Case presentation:
A 16-years-old female patient presented to our hospital with a generalized bullous eruption. History goes back for five years before when she started complaining from scattered bullae on her trunk and she was treated successfully with prednisolone 15 mg daily that was tapered gradually. One year before she was referred to our center, she started complaining from bullous lesions again. Unfortunately, there was no response to dapsone, IVIG, rituximab and even the previous dose of prednisolone. Later, she was referred to our hospital with generalized bullae. Her physical examination showed multiple tense bullae on both lower and upper extremities, trunk (figures 1, 2, 3), and neck in addition to oral lesions. Skin biopsy was done and the histological findings showed sub-epidermal blisters with eosinophilic perivascular infiltrates. Direct immunofluorescence (DIF) study showed linear C3 and IgG deposits at the dermoepidermal junction. Laboratory findings included hyper eosinophilia (44% in peripheral smear with an absolute eosinophil count). According to internal medicine consult, bone marrow biopsy and aspiration was performed. The results revealed hypercellular bone marrow with 75% eosinophils and blasts. The final diagnosis was bullous pemphigoid associated with hypereosinophilic syndrome. Genetic testing for FIP1L1-PDGFRA fusion gene was negative. So high dose prednisolone 40 mg was initiated. There was complete resolution for her skin lesions. Later prednisolone was tapered gradually.
Discussion :
The skin is the most frequent organ involved in HES affecting more than half of the patients and ranging from urticarial lesions, pruritic papules or nodules, and mucosal ulcers (4). Histopathological studies of papular or nodular lesions usually show abundant eosinophilic perivascular infiltrates in addition to neutrophilic and mononuclear ones, whereas mucosal ulcers histology includes nonspecific mixed cellular infiltrates with no vasculitis (4).

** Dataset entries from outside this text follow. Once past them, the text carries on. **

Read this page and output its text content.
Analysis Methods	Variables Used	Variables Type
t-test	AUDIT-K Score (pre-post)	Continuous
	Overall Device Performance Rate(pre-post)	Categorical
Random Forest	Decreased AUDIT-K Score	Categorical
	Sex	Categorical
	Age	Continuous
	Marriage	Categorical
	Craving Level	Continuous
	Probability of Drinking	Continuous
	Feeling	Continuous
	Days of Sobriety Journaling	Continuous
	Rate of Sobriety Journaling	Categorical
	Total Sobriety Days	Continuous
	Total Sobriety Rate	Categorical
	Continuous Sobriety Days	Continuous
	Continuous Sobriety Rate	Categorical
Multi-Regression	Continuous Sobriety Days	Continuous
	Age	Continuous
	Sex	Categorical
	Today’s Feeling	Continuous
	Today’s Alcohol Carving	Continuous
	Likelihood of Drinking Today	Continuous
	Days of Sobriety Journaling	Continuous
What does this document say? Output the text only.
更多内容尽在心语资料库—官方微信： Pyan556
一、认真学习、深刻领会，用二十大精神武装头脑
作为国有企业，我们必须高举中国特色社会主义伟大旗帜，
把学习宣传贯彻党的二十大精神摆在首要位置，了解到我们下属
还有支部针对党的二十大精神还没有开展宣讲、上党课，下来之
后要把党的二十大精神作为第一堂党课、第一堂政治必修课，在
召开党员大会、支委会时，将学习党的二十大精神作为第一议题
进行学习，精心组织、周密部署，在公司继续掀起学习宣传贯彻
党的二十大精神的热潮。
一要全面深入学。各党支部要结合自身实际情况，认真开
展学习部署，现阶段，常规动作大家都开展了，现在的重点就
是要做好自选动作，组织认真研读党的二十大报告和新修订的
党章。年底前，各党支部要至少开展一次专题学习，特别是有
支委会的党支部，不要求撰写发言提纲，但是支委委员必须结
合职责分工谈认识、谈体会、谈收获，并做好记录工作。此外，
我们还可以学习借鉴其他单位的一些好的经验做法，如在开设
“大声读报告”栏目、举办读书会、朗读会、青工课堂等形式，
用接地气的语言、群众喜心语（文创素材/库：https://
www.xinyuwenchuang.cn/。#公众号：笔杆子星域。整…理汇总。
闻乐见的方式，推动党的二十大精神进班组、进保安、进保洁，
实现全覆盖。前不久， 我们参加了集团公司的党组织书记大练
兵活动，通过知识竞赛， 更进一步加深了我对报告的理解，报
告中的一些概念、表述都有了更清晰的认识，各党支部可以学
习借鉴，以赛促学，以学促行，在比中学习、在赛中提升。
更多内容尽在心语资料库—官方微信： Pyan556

Bullous pemphigoid is the most blistering autoimmune disease with prevalence in elderly population (5). Histopathological studies show subepidermal blister formation rich with eosinophils, whereas direct or indirect immunofluorescence assays demonstrate the presence of IgG and/or C3 deposition along the basement membrane zone (5). The cornerstone in treatment of BP is corticosteroids including topical or oral ones, in addition to treatment with other medications like doxycycline, dapsone and immunosuppressants drugs (5). Recent studies showed a role of eosinophils and IgE autoantibodies in addition to anti-BP180 and BP230 IgG autoantibodies as a pathogenic causative factor in BP (6).
HES is one of the heterogeneous entities characterized by eosinophilic infiltrates especially bone marrow and heart followed by lungs, liver and spleen (7). One of HES cutaneous manifestations is blister formation usually in the epidermis or dermal-epidermal junction making it one of the differential diagnosis of BP (7). Till now, about 9 cases of BP with coexisting HES have been reported in literature (table 1). The coexistence of these two disorders may highlight similar molecular and cellular background (7).
Treatment of HES is based on the presence or absence of the FIP1L1-PDGFRA fusion gene. When the genetic test is positive the best treatment is imatinib, whereas when the test is negative corticosteroids is considered as a first line of treatment (8).
This case report shows the important role of dermatologists in diagnosing every skin manifestation even when cutaneous lesions are limited because it can highlight a life-threatening condition (9). BP is a very common blistering disorder that can be associated with HES (9). HES must be considered especially in patients with atypical response to corticosteroids with blood eosinophilia (9). Our patient presented first with limited bullous lesions that resolved with corticosteroid treatment, but later recurred with a more generalized aggressive course with no response for low dose of corticosteroids. After diagnosing the coexistence with HES, prednisolone 1 mg/kg/day (treatment dose for HES), there was complete resolution and relief for symptoms and skin manifestations.
This report shows the importance of skin manifestations even though when there is localized limited lesions since it may highlight a life-threatening condition where early diagnosis and treatment can improve the prognosis (10).